The lavender beer was sold at the company’s brewpub in Rehoboth Beach, Del., where Dogfish Head would get customer feedback via comment cards it would give to anyone that ordered a beer. Calagione recalled the very humorous first reaction he received to High Alpha Wheat.
The card simply said: “This beer tastes like tongue kissing Laura Ashley.” Laura Ashley is a fabric design line known for its love of floral images, so the feedback certainly wasn’t a compliment.
Lavender is a volatile flavor. There’s a fine line between not being able to taste it at all to being too overwhelmed. The first beer clearly tilted too far into the latter category, Calagione admits.
He attempted to tinker with the flavor a handful of times over the years, never quite satisfied with the final results.

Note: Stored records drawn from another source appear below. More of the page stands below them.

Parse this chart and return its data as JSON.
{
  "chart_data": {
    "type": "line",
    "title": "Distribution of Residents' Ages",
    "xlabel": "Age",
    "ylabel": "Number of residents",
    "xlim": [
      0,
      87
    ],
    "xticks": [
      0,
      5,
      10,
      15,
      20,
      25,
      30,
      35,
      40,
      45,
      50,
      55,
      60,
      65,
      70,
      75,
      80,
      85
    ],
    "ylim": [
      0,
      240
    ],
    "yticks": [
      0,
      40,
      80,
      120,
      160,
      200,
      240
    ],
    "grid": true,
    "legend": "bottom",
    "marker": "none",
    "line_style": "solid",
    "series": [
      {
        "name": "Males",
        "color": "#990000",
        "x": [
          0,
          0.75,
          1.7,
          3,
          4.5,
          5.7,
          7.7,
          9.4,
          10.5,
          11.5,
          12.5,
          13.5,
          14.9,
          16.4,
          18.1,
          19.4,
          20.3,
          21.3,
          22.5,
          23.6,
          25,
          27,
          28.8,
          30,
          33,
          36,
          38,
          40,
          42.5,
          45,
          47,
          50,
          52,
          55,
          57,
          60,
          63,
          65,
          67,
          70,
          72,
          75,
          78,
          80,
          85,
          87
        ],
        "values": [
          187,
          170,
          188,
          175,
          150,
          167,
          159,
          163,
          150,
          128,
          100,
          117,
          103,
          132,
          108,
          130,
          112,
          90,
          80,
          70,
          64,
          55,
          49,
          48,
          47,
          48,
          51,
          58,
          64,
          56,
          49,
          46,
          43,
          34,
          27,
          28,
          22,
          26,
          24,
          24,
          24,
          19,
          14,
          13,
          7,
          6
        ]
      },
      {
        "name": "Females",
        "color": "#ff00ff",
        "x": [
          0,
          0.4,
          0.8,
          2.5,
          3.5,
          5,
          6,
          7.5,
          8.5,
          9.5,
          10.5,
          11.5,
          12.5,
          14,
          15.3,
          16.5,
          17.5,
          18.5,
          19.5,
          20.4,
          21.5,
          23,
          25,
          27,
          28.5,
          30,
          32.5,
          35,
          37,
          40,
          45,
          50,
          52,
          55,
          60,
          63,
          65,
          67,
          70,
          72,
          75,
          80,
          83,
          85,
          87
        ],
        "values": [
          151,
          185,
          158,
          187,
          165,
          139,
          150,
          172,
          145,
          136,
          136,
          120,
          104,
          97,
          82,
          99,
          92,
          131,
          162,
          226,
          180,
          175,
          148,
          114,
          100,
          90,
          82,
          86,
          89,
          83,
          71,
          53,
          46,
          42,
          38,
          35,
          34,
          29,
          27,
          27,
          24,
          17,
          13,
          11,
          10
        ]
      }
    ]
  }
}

This year, Calagione says he’s solved it. Leaning on his love of the culinary world, Calagione got inspired by the Herbs De Provence roasted chicken dish, a French classic that contains lavender and other herbs. Later this year, Dogfish Head will release a version of a beer inspired by the cuisine, based on a beer style that is similar to the popular Saison.
The Dogfish Head version will be called Biere de Provence. Finally, he says he is happy with a beer produced with the floral flavor.
“It took me two decades to solve the lavender problem,” Calagione says.